Abbiamo dunque guardato il cielo, passato la Mortizza, corso nel fango, setacciando qua e là gli azzurri e i verdi di quella giornata, chi in cerca di una risposta, chi immaginando come sarebbe versificare là in alto, chi s’è inalberato e chi ha danzato. Così abbiamo imbastito uno spazio pensoso. Abbiamo riaperto quella visione che comincia dalle cave, dal fiume, dalle golene, e l’abbiamo riempita di bestie del cielo, ricordandoci che il paesaggio non comincia soltanto dove la vista si sostiene all’evidenza, ma anche là dove si cerca al buio, nel nascosto, qualcosa che non c’è e alla fine lo si trova.

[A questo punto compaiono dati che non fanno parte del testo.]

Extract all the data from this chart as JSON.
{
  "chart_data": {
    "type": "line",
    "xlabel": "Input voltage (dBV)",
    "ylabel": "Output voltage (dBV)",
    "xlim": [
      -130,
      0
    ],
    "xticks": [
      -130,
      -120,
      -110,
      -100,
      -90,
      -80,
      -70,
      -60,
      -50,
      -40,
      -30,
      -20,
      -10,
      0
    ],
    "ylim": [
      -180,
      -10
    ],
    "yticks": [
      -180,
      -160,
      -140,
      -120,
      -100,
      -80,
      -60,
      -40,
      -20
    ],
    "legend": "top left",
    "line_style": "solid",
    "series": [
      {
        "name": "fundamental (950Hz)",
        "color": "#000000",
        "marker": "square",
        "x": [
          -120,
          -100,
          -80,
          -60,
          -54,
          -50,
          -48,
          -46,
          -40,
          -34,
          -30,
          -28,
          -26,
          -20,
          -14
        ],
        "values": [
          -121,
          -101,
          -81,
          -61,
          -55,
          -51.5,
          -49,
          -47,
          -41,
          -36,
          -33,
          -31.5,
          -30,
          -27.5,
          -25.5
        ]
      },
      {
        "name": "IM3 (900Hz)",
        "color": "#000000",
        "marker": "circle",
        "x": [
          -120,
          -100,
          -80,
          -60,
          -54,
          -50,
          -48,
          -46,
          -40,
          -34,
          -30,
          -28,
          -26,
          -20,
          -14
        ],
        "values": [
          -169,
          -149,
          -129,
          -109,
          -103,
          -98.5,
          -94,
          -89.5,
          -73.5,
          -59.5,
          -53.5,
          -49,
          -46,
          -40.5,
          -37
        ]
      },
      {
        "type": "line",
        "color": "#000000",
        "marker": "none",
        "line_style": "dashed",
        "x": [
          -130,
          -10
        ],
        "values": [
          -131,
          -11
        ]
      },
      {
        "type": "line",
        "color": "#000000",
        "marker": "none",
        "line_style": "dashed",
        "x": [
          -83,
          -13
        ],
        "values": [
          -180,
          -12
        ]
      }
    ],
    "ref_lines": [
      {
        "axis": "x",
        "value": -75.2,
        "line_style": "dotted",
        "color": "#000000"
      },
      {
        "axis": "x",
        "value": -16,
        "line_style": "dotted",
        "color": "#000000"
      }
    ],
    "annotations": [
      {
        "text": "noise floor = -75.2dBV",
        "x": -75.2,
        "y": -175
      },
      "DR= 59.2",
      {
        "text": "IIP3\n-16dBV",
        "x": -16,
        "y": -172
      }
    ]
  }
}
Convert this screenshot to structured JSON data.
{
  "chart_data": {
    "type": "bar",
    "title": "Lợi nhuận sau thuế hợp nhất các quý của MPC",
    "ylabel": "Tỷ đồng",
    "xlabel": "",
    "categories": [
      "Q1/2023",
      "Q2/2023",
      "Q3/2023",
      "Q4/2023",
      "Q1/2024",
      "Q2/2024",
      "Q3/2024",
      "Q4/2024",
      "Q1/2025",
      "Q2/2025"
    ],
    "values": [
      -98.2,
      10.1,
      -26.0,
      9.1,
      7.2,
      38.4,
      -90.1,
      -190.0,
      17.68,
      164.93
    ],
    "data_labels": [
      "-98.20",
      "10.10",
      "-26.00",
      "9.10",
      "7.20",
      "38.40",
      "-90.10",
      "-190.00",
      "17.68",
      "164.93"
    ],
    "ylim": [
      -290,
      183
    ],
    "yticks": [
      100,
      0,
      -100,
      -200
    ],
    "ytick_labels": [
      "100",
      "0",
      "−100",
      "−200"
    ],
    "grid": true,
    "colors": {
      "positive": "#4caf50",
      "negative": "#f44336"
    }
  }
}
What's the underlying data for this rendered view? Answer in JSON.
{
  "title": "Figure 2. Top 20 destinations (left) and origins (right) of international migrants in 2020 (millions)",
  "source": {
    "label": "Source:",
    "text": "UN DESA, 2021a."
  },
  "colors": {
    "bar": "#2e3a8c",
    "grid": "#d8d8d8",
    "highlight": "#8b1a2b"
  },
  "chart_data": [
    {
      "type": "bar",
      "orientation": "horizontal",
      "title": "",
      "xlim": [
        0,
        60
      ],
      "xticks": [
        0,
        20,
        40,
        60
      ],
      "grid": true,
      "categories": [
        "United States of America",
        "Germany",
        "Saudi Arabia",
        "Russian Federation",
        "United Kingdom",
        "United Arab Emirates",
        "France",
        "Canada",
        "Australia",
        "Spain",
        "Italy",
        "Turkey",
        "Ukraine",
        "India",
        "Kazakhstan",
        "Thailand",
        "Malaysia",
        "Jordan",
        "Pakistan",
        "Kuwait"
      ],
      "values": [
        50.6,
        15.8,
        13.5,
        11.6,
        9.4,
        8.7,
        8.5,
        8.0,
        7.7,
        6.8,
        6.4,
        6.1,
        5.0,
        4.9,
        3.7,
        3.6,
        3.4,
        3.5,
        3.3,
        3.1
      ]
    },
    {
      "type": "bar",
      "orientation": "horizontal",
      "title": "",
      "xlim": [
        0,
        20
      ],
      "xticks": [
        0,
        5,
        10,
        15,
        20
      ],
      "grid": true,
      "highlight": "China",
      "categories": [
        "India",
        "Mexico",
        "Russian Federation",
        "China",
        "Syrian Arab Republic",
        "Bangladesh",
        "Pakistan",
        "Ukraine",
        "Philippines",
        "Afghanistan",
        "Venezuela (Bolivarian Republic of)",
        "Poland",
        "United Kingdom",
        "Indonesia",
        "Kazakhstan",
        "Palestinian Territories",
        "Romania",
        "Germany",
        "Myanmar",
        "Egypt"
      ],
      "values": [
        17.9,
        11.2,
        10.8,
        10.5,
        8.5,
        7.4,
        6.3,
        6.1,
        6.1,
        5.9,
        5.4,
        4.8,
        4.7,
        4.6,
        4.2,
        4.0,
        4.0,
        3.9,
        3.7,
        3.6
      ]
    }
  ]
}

Questi sono due estratti di quella trentina di bestie del cielo che siamo stati quel pomeriggio, intenti a cantare per stormi a passeggio da una sponda all’altra della Mortizza.
Piergiorgio
Un esercizio
Cannareccione: CRIE CRIE TRR TRR CHIE CHIE CRA CRA
Cavaliere d’Italia: KII-K KII-K KII-K KII-K
Cicogna Bianca: TA TA TA TA TA TA TA TA
Cuculo: CUCÙ CUCÙ CUCÙ
Gruccione: QUI QUI QUI QUI QUI
Pigliamosche: SSSI-CIÉ SSSI-CIÉ
Quaglia: BIU BIU IU BIU BIU IU
Rigogolo: FOO-FLIUO-FIII-FIIIU, FOFLIUU-FIUO FIIUU
Torcicollo: TIE TIE TIE TIE TIE TIE TIE TIE TIE TIE TIE TIE
Upupa: UP-UP-UP UP-UP-UP
Cesena: CIAC-CIAC-CIAC-CIAC-CIAC, CI-CI CIAC-CIAC-CIAC-CIAC CIAC CI-CI
Fischione: VUII-U VUII-U VUII-U
Gru: KRUU-Ù KRUU-Ù
Luì Piccolo: UUÌ UUÌ UUÌ
Pavoncella: PWII-ÌÌ PWII-ÌÌ
Tarabuso: HUU-Ù HUU- Ù
Allocco: HUUU U HU HU HUUU U
Assiolo: CHIU-I CHIU-I CHIU-I
Barbagianni: SHRIIIIII SHRIIIII
Civetta: CUCU-BIU CUCCU-BIU
Gufo Comune: UUUH UUUUH UUUUH
Occhione: KLIUURR-LÌÌ KLIUURR-LÌÌ
Succiacapre: RRRRRREREEEEERRREEE RRRRRRROOOOOREEEEE EEEERRRROOOORRRREE
Colombaccio: HU-HUUU-HUU HUHU, HU-HUUU-HUU HUHU
Fringuello: ZITT-ZITT-SETT-SETT-SETT-CIATT-CITERIIDIA
Germano Reale: QUE-QUE-QUE-QUE-QUE QUE-QUE-QUE-QUE-QUE
Martin Pescatore: ZZZ-ZIII ZII-TII ZZZ-ZII
Picchio Rosso Maggiore: TE TE TE TE TE TE
Picchio Verde: CHIIU-CHIIU-CHIIU-CHIIU-CHIIU-CHIIU-CHIIA-CHIIA
Porciglione: GRUII GROOO GRUUI GRU OOOUIII
Fantastico! Vi siete divertiti come pazzi, ritrovando l'armonia e la straordinaria bellezza del fiume ebbro di musica e poesia.